The death of Mayor Ghulam Haidar Hamidi, a US citizen, is the latest in a string of assassinations of Karzai allies. While it is unclear if all were the work of insurgents, the killings have stoked instability as foreign troops begin withdrawing ahead of Afghan forces taking full security control by the end of 2014. Hamidi, 65, was killed and another person wounded when a suicide bomber detonated his explosives in a corridor near Hamidi’s office, said Zalmay Ayoubi, the spokesman for the Kandahar provincial governor.
“It appears the bomber was carrying the bomb in his turban,” Ayoubi said. Kandahar province is the Taliban’s birthplace and a focus of recent efforts by a surge of US troops to turn the tide against the insurgency in the decade-long war. More than half of all targeted killings in Afghanistan between April and June were in Kandahar, according to a UN report. Two of Hamidi’s deputy mayors were killed in attacks by insurgents last year. Kandahar Police Chief Abdul Razaq said Hamidi was meeting elders from a district of Kandahar city when one of them got close to the mayor and detonated a bomb hidden in his turban. The mayor wanted to speak with the elders after they accused city staff of killing a woman and two children when they destroyed some houses and shops in their district on Tuesday, Razaq said. The buildings were unplanned, he said. Taliban spokesman Qari Yousuf Ahmadi initially said it was too early to tell what had happened but later claimed responsibility for killing Hamidi on behalf of the militant Islamist group.
Ahmadi said the mayor had been on the Taliban’s hit-list and that the main motivation for the attack was the deaths of the woman and children on Tuesday when the buildings were destroyed. The Taliban are normally very quick to claim responsibility for the deaths of high-profile political figures. US Ambassador to Afghanistan Ryan Crocker condemned the killing of Hamidi, but warned there should not be a rush to judgment over who carried out the attack.

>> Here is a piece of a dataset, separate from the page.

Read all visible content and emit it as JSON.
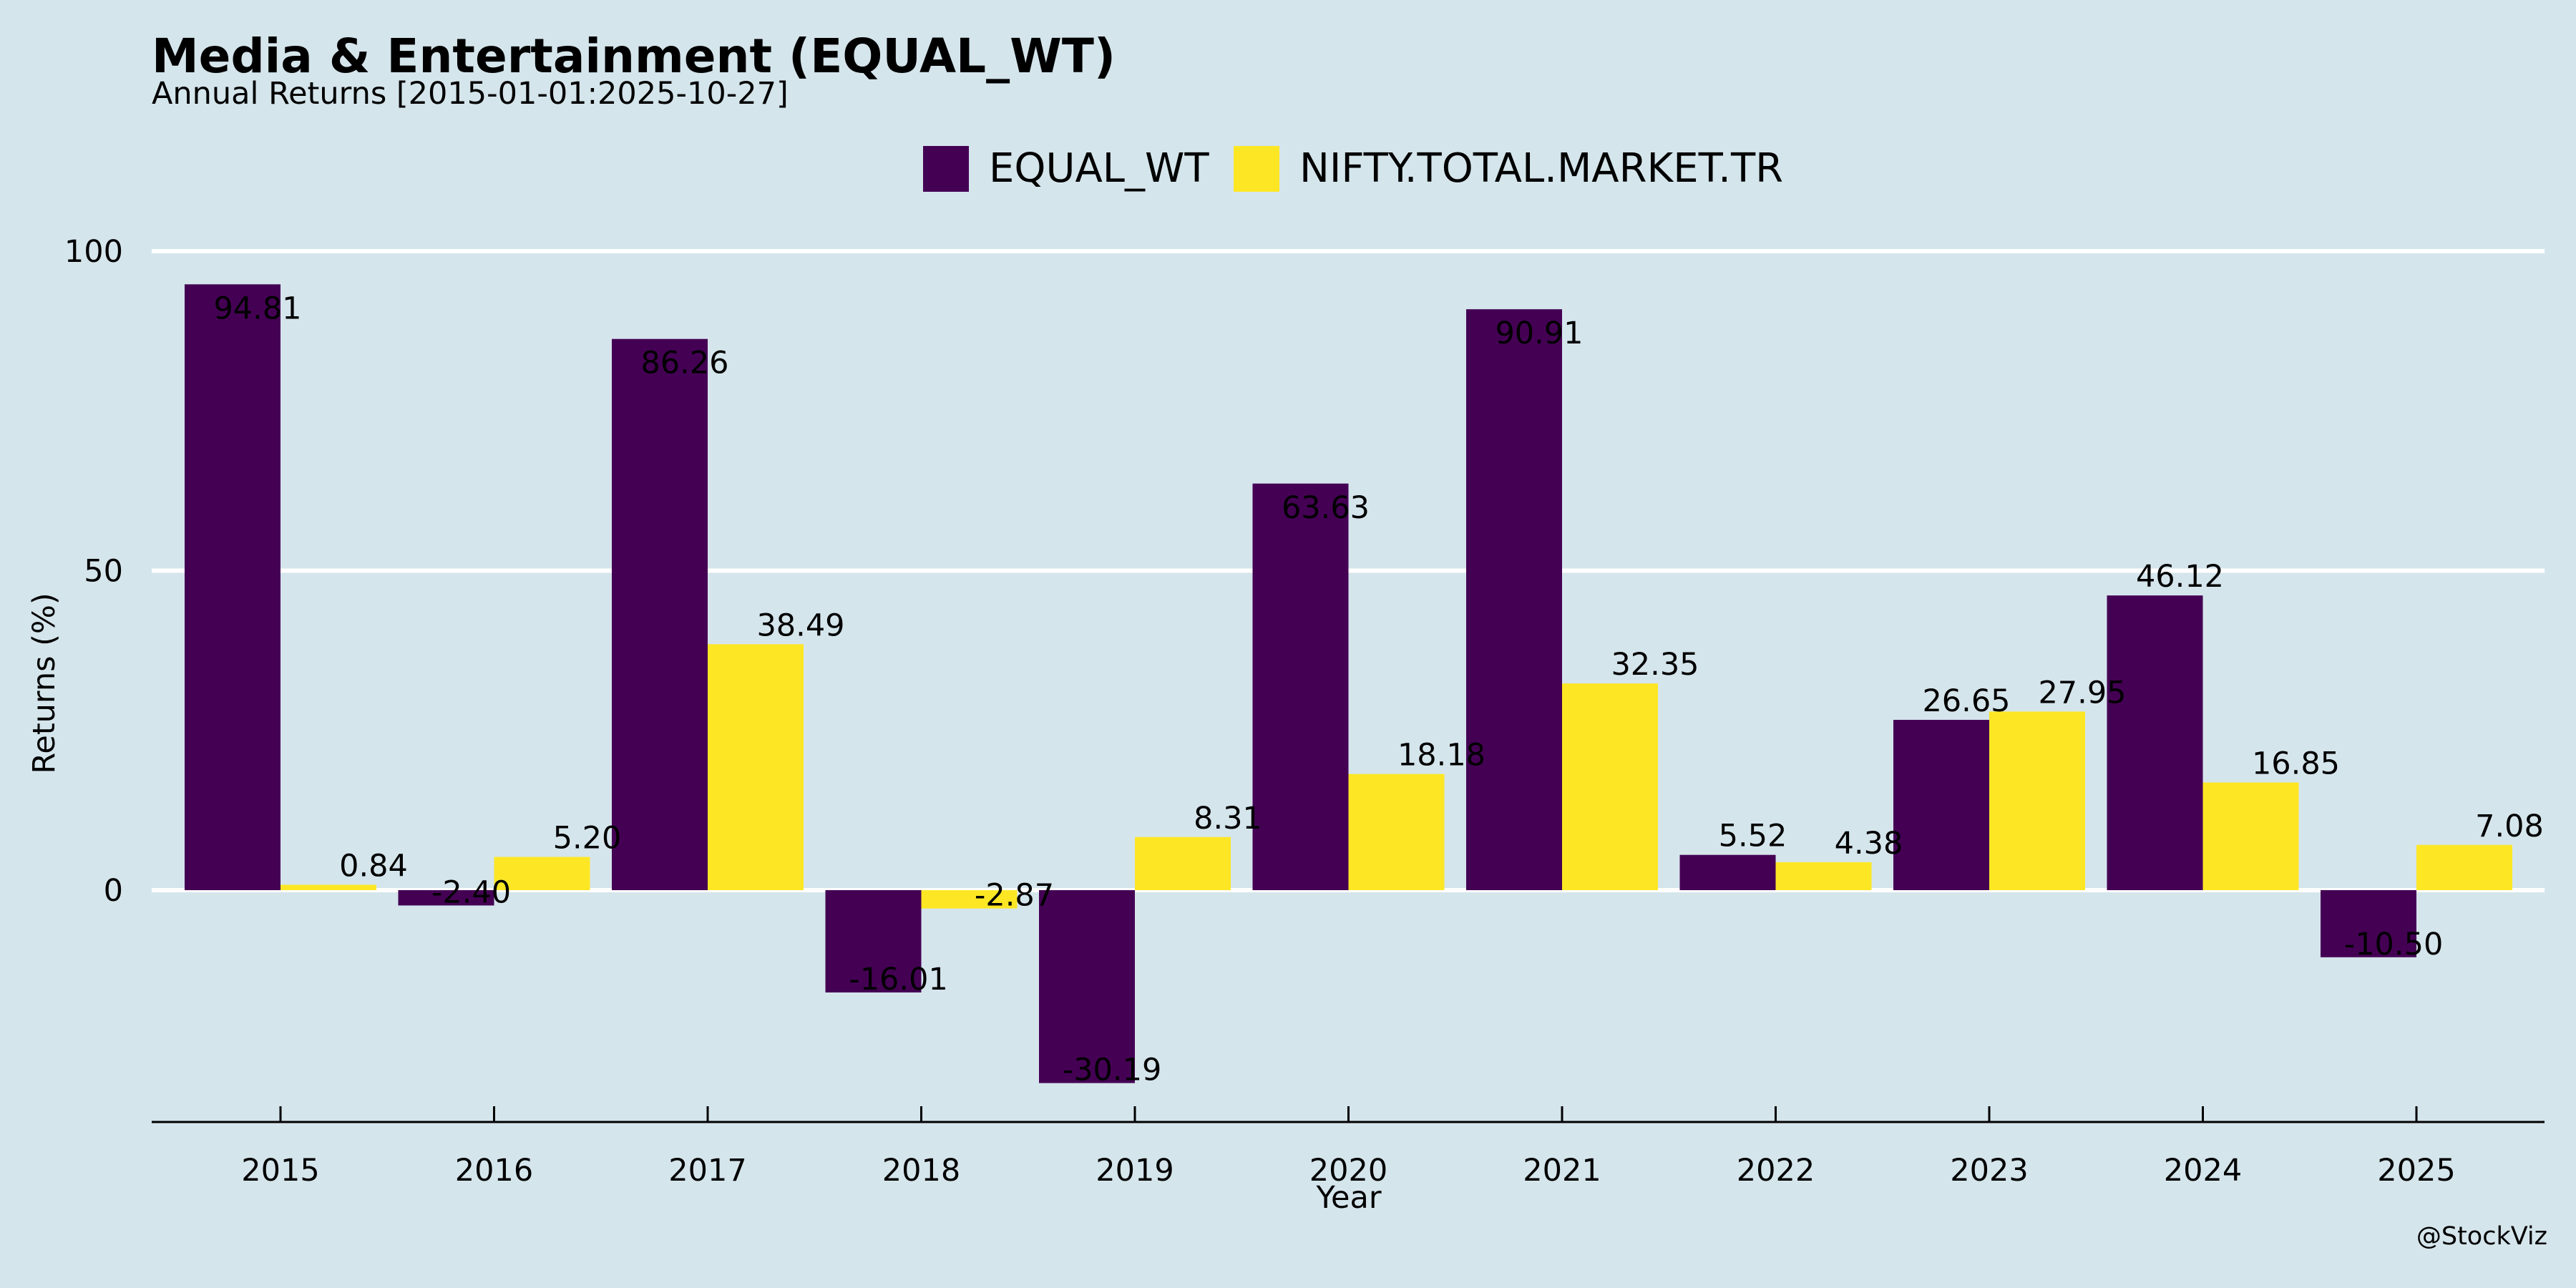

“There was a demonstration in front of the mayor’s office over a road-building incident that resulted in the deaths of one or two young girls. This could turn out to be a murder that didn’t have anything to do with the Taliban,” he said. “It is another indication again of both the challenges Afghanistan faces, but also the extraordinary resilience of the Afghan government and people,” he said. The US embassy in Kabul confirmed Hamidi was a US citizen. His death comes at a time when experts say a dangerous power vacuum has been created in Afghanistan’s south by the assassination of Karzai’s brother Ahmad Wali Karzai.
Ahmad Wali Karzai was head of the Kandahar Provincial Council, a largely consultative role, but his power came from his family and tribal connections, and his fortune. He was killed by a guard at his home in Kandahar city on July 12. Then at his funeral service a couple of days later, a suicide attacker who also appeared to have concealed explosives inside his turban killed a senior cleric — the head of the provincial Ulema council, an influential body of clerics that regulates religious issues — and at least four other people. A top Karzai adviser, Jan Mohammad Khan, a former governor of southern Uruzgan province, was killed in an insurgent attack on his home in Kabul on July 17, while the police chief of Kandahar province, Khan Mohammad Khan, was killed by an attacker wearing a police uniform in mid-April. Hamidi had been mayor of Kandahar since 2007 when he was appointed by president Karzai, a long-time friend.
He grew up in Kandahar province, studied at Kabul University and worked at the country’s Ministry of Finance for 13 years, said the Kandahar province media office. He moved to Pakistan and then the United States, where he lived for 20 years. Hamidi was working as an accountant in a travel agency in Alexandria, Virginia, before moving back to Afghanistan to become Kandahar mayor. He has five daughters and two sons.